Swish and Swiping involves taking 15 minutes to do things like pouring shampoo down the toilet and using your dirty towels to mop the floor and most of all it involves using loads of Windex to clean your glass, mirrors and surfaces, buckets and buckets of the blue stuff. I love it. In just 15 minutes my bathroom appears a model of wholesome cleanliness and I am filled with the joy of domestic smuggery and must fight the urge to lick my own reflection in my crystalline mirrors.

I give credit for all this to the Fly Lady, she of the wacky cleanliness website, she who exhorts us to ‘polish your sink’ and ‘get dressed to shoes’ (FlyLady is not above Swish and Swiping the English language to suit her needs).

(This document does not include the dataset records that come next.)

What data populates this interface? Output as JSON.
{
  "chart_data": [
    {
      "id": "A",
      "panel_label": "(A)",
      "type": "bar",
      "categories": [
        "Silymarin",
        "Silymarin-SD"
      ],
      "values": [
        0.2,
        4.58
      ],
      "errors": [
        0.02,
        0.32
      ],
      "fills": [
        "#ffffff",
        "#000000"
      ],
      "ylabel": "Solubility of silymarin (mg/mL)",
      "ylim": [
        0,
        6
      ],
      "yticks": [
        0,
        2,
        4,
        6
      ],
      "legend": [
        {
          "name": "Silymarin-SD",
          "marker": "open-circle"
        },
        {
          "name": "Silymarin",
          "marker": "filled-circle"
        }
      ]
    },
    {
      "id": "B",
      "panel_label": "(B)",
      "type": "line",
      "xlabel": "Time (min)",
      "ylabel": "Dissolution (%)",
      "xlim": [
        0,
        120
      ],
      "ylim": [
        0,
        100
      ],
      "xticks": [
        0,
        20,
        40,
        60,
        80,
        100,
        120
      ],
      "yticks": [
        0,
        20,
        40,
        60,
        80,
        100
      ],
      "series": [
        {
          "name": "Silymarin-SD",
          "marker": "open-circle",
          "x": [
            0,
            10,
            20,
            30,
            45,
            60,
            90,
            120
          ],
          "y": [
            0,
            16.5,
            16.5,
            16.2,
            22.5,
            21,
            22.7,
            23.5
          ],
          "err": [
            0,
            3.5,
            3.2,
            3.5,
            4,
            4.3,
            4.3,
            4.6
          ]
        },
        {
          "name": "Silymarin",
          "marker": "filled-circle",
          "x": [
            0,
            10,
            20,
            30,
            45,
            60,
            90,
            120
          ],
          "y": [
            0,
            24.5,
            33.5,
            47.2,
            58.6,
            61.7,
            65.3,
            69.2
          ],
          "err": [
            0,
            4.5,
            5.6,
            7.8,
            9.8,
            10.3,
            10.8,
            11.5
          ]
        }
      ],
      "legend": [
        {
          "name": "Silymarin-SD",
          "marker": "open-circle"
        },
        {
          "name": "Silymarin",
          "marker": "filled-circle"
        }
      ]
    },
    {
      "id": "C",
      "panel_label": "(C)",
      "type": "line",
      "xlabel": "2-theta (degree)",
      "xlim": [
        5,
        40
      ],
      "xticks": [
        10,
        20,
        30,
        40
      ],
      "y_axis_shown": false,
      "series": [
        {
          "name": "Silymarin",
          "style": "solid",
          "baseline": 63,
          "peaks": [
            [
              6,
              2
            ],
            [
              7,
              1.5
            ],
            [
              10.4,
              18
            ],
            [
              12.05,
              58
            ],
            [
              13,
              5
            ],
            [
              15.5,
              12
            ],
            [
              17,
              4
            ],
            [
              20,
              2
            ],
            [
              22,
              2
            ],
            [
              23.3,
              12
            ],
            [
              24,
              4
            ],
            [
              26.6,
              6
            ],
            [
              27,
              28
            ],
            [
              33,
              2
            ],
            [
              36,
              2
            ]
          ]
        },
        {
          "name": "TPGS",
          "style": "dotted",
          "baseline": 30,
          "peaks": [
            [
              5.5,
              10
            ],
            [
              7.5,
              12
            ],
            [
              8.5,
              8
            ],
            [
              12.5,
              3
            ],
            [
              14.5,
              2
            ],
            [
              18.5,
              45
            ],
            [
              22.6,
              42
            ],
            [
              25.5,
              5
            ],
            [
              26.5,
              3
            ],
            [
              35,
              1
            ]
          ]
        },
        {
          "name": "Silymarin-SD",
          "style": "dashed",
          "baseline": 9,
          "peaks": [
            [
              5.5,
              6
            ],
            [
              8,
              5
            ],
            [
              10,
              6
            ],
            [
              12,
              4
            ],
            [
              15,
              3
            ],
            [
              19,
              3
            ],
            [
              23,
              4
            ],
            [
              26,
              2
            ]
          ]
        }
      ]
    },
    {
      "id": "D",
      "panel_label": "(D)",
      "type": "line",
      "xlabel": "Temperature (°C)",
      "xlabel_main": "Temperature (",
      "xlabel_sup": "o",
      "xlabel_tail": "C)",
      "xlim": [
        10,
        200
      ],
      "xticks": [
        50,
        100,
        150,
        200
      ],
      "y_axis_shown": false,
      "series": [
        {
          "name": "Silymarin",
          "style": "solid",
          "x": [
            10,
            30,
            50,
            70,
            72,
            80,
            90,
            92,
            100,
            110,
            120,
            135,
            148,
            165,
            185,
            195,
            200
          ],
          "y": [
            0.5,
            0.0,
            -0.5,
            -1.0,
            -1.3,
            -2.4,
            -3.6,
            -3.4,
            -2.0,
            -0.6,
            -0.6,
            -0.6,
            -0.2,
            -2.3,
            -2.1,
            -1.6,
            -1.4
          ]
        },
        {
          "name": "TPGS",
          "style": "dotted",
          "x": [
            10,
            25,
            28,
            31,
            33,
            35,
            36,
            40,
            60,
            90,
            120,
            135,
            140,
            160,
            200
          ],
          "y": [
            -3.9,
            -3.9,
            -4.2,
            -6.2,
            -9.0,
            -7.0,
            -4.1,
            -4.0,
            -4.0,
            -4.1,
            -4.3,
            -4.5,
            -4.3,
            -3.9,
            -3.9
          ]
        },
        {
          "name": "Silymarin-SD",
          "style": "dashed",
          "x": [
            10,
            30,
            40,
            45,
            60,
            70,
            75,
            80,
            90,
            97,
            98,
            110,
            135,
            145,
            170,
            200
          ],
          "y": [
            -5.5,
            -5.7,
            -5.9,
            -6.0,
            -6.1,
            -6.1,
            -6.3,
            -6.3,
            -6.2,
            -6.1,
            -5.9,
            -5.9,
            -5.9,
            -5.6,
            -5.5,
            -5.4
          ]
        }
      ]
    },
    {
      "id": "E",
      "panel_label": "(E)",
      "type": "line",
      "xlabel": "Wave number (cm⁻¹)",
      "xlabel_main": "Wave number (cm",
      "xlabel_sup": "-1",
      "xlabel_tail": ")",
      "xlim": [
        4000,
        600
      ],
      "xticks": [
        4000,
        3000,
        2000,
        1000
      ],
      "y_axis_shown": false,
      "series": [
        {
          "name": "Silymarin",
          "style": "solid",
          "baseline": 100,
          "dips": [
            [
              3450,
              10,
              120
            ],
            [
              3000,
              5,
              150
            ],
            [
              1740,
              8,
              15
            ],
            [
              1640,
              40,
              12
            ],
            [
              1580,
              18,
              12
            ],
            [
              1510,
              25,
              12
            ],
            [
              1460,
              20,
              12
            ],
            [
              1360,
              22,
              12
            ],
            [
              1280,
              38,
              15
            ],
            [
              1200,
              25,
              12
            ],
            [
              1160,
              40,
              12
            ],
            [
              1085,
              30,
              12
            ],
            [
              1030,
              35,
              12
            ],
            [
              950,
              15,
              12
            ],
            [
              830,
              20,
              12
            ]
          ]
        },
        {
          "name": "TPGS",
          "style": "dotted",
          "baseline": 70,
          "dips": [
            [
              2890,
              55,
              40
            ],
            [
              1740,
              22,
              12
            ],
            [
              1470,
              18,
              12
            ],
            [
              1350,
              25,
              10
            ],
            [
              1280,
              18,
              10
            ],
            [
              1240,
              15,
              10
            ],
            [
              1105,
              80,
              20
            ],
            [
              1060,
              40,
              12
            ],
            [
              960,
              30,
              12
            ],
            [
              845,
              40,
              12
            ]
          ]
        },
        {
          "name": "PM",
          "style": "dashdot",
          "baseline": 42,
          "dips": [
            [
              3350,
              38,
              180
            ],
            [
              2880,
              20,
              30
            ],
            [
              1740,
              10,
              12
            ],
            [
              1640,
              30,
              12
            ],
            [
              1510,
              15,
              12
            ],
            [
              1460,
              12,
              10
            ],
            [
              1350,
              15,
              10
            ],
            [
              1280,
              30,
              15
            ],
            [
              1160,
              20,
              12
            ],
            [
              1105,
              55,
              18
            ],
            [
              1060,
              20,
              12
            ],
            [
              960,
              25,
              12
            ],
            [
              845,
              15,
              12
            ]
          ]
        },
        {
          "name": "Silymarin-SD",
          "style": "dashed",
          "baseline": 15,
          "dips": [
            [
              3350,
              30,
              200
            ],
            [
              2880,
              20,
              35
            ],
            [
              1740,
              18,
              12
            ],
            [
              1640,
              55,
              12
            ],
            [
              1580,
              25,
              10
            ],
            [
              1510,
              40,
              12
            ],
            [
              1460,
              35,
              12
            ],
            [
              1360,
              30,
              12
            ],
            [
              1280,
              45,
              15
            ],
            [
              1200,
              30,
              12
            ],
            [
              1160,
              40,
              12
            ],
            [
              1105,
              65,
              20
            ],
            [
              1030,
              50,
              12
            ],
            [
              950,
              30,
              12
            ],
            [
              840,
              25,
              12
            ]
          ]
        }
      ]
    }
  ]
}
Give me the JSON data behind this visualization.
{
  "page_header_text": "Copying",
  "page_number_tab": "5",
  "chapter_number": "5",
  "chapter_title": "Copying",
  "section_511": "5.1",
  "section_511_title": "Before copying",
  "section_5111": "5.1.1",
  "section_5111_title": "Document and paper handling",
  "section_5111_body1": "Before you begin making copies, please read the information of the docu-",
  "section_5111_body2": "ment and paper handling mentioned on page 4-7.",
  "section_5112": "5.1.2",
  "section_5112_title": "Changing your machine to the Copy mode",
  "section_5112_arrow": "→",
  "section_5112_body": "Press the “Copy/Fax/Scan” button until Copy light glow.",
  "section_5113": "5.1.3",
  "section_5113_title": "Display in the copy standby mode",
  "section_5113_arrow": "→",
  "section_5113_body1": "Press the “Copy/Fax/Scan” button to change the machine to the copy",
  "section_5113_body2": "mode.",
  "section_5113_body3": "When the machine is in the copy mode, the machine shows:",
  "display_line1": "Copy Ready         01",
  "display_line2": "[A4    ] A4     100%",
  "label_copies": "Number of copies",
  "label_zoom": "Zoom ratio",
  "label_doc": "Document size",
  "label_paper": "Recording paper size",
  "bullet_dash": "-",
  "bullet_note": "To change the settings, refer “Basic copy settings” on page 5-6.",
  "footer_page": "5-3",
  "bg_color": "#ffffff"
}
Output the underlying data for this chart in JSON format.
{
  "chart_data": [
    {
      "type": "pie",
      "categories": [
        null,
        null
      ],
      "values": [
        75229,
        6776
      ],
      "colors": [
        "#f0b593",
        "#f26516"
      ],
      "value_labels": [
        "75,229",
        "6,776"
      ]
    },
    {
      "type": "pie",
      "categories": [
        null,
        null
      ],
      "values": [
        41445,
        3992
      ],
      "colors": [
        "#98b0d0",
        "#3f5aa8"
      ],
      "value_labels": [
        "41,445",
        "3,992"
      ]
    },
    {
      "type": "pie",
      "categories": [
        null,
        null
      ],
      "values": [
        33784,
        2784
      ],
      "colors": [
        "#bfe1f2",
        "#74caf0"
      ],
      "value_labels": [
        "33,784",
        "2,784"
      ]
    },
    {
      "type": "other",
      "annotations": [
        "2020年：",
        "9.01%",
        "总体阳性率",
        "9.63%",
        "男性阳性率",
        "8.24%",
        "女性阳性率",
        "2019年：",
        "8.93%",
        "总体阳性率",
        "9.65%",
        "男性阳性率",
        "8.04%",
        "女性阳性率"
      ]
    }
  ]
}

I first stumbled onto this site because I was sleep deprived and mush brained and coated in the deitrius of my own filth but too tired to do anything more than gaze sadly about the floor. I needed professional assistance and so I googled something like “MY HOUSE IS FILTHY, HELP” and “I AM TOO TIRED TO NOT LIVE LIKE A PIG.” I was thus led to FlyLady and her crisis cleaning pages. Every now and then I click back when I want more cleanliness inspiration or just to scare myself reading testimonials of how women have turned their homes into the equivalent of a B&B, just for them and their husband, or how much they looove wearing shoes and shining sinks.

The FlyLady site illustration suggests a slightly larger built woman with an unfashionable haircut wearing wings. She may actually be a large swarthy man with a hairy back and a winning way with exclamation marks but her dainty ways and humorous acronyms suggest a fifties housewife with a noughties sympathy for all the poor dirty sluts like myself who need to be reminded of the joys of a sweet smelling toilet and this is why I secretly love her.

Either that or I have become addicted to the smell of Windex.

Monday, February 04, 2008

Mmmm

Something is happening in the Big House right now, something sly, something nasty, something creeping and insidious, something that I expect will eventually leave its foul mark upon us all, all four children and three adults (one having briefly escaped to Europe). And though I choose not to name all those in the Big House that have been currently smitten with this thing I do choose to name this thing and it shall be named Liquid Poo.